🤖 AI Summary
This study investigates how the sample complexity of autoregressive language models for learning input-to-output mappings scales with generation length \(T\) under different supervision paradigms. Within the PAC learning framework, the authors develop a formal model of autoregressive reasoning using combinatorial and theoretical analysis, systematically comparing end-to-end supervision—where only the final output is provided—with chain-of-thought (CoT) supervision, which supplies the full reasoning trajectory. Their results demonstrate that under end-to-end supervision, sample complexity can grow arbitrarily between constant and linear in \(T\), whereas CoT supervision entirely eliminates dependence on \(T\). This work nearly completely characterizes the relationship between sample complexity and generation length, resolving several open questions posed by Joshi et al.
📝 Abstract
Modern large language models generate text autoregressively, producing tokens one at a time. To study the learnability of such systems, Joshi et al. (COLT 2025) introduced a PAC-learning framework for next-token generators, the primitive underlying autoregressive models. In this framework, an unknown next-token generator maps a sequence of tokens to the next token and is iteratively applied for $T$ steps, producing a chain of tokens whose final token constitutes the model's output. The learning task is to learn the input-output mapping induced by this autoregressive process. Depending on the available supervision, training examples may reveal only the final output (End-to-End supervision) or the entire generated chain (Chain-of-Thought supervision). This raises two natural questions: how the sample complexity depends on the generation length $T$, and how much Chain-of-Thought supervision can reduce this dependence.

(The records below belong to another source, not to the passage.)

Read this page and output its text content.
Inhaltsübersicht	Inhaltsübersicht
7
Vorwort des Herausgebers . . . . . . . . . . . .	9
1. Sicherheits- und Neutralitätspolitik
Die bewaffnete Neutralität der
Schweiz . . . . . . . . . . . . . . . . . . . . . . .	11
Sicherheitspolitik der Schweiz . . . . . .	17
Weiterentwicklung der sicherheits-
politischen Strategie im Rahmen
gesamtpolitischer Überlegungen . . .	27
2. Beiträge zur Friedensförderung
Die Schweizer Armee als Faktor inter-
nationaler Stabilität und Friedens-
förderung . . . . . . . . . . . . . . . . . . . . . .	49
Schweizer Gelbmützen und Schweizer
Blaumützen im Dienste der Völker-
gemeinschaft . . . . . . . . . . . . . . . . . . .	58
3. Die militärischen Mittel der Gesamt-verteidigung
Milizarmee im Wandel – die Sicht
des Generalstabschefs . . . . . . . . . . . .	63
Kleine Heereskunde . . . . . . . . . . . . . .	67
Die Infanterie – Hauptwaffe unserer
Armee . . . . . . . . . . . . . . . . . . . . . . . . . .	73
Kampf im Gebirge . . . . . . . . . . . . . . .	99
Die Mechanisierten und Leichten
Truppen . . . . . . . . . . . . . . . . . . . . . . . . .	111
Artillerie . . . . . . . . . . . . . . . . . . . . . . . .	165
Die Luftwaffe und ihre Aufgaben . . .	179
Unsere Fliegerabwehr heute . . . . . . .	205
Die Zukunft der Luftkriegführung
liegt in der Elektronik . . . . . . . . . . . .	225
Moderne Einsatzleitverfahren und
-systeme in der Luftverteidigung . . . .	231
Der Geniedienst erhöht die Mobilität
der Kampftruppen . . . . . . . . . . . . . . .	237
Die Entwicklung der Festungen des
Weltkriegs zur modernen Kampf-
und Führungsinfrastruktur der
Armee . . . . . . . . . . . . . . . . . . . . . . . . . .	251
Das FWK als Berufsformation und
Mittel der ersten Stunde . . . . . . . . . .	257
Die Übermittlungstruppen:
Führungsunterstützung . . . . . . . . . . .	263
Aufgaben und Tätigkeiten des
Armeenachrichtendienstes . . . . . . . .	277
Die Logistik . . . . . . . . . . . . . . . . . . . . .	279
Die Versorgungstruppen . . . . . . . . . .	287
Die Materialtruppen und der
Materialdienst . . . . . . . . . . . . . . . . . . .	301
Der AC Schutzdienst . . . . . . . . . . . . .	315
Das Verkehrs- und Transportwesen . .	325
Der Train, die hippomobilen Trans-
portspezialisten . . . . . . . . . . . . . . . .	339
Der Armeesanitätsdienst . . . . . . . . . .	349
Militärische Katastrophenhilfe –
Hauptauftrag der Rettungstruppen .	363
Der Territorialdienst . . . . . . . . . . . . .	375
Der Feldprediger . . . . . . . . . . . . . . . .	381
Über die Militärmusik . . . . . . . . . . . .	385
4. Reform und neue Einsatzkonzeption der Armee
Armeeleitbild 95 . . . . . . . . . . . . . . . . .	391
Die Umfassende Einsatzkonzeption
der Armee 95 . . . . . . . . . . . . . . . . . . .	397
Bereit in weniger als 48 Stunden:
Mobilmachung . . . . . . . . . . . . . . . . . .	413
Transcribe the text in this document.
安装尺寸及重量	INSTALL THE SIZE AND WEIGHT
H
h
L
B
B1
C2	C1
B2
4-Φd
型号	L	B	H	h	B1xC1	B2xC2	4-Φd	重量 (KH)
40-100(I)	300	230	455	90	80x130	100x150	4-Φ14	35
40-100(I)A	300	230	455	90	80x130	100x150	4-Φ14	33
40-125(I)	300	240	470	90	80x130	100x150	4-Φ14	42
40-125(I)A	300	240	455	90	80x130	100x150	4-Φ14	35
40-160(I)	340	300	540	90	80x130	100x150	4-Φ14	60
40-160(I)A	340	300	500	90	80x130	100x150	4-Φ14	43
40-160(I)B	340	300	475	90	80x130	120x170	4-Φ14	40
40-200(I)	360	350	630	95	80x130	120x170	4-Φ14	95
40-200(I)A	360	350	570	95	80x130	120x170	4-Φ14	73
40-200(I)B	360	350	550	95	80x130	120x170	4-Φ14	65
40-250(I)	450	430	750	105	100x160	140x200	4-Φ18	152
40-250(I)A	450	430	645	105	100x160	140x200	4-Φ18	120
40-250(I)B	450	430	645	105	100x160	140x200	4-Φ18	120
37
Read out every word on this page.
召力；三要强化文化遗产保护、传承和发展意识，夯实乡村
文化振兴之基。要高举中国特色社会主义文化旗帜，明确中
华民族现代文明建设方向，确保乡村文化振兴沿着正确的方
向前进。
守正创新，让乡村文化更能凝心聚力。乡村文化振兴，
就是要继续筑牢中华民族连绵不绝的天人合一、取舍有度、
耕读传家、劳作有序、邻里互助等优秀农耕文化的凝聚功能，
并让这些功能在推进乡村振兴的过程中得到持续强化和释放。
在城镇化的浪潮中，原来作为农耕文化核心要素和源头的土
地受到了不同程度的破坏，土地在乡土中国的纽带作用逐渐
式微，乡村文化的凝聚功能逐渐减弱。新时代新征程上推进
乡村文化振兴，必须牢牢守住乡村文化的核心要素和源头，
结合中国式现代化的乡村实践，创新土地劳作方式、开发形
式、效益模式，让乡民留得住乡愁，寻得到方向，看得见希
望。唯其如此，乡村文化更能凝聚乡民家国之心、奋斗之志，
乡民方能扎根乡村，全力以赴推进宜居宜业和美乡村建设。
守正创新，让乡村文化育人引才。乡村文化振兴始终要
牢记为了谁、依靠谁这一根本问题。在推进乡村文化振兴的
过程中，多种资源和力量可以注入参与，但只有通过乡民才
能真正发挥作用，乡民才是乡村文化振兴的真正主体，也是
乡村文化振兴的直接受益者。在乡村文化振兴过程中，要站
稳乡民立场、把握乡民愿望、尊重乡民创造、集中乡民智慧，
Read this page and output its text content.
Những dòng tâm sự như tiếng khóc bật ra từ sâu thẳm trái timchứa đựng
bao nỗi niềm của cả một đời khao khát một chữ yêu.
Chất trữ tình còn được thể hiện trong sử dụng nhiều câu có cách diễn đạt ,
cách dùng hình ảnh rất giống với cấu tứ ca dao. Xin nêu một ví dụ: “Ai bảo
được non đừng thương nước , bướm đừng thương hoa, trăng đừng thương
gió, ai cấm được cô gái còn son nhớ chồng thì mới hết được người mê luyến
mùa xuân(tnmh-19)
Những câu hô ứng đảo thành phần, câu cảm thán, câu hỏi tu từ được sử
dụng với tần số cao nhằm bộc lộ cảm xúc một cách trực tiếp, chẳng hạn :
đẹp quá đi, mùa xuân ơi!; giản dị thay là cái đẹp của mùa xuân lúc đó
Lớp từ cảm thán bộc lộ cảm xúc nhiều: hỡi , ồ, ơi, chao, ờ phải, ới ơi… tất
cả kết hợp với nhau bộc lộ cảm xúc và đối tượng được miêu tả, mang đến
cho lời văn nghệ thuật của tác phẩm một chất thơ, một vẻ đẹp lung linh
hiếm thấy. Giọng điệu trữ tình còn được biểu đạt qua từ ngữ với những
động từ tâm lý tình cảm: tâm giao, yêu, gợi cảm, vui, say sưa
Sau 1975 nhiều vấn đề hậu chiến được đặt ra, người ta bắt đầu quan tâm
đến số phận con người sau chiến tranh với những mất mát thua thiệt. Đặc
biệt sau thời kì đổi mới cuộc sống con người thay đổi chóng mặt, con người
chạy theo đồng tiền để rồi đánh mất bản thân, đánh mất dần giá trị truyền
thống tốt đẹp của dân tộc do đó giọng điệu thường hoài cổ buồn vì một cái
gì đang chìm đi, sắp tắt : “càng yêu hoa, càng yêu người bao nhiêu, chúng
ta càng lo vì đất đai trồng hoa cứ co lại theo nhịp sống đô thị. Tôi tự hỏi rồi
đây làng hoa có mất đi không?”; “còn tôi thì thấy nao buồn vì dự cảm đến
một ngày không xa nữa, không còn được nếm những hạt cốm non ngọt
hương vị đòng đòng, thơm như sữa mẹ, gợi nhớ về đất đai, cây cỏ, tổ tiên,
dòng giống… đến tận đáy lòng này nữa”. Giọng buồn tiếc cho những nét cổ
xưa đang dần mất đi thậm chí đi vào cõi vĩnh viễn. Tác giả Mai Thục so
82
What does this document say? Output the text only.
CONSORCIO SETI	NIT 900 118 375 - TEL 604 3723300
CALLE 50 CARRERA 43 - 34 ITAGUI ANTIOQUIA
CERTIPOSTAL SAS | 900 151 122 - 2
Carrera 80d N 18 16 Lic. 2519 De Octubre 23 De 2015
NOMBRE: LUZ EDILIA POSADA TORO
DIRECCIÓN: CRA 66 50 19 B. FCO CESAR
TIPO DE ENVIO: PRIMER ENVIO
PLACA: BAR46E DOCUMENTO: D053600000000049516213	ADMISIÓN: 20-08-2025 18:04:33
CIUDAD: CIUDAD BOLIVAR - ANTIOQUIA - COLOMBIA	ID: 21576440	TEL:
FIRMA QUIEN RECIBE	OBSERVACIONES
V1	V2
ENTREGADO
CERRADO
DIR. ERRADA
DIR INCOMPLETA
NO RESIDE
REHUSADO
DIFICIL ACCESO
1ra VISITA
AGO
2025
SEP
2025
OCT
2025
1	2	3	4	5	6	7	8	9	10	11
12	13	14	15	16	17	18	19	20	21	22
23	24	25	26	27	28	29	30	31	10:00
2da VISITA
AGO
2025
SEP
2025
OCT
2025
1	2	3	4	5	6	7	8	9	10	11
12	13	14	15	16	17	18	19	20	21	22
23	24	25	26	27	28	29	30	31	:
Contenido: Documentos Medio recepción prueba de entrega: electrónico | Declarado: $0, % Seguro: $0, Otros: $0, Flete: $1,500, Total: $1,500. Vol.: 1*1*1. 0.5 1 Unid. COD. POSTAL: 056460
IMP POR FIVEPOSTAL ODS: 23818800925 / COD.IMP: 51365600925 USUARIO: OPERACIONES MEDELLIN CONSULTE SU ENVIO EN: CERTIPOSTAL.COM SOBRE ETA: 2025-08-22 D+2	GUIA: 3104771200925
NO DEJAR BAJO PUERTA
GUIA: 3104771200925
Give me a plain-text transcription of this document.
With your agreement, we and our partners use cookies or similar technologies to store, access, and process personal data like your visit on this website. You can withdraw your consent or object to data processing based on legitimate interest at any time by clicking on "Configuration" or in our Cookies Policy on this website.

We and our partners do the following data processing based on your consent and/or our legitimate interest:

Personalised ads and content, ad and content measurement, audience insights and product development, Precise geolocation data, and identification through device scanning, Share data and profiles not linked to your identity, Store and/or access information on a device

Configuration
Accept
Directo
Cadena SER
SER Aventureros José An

In this work we give a nearly complete answer to both questions by uncovering a taxonomy of how the sample complexity scales with $T$. For End-to-End learning, we show that the landscape is remarkably rich: subject to mild conditions, essentially any growth rate $r(T)$ between constant and linear can arise as the sample complexity, and combined with the linear upper bound of Joshi et al., this yields an essentially complete characterization. In contrast, under Chain-of-Thought supervision we show that the sample complexity is independent of $T$, demonstrating that access to intermediate reasoning steps can eliminate the dependence on the generation length altogether. Our analysis introduces new combinatorial tools, and as corollaries we resolve several open questions posed by Joshi et al. regarding the dependence of learnability on the generation length and the role of Chain-of-Thought supervision.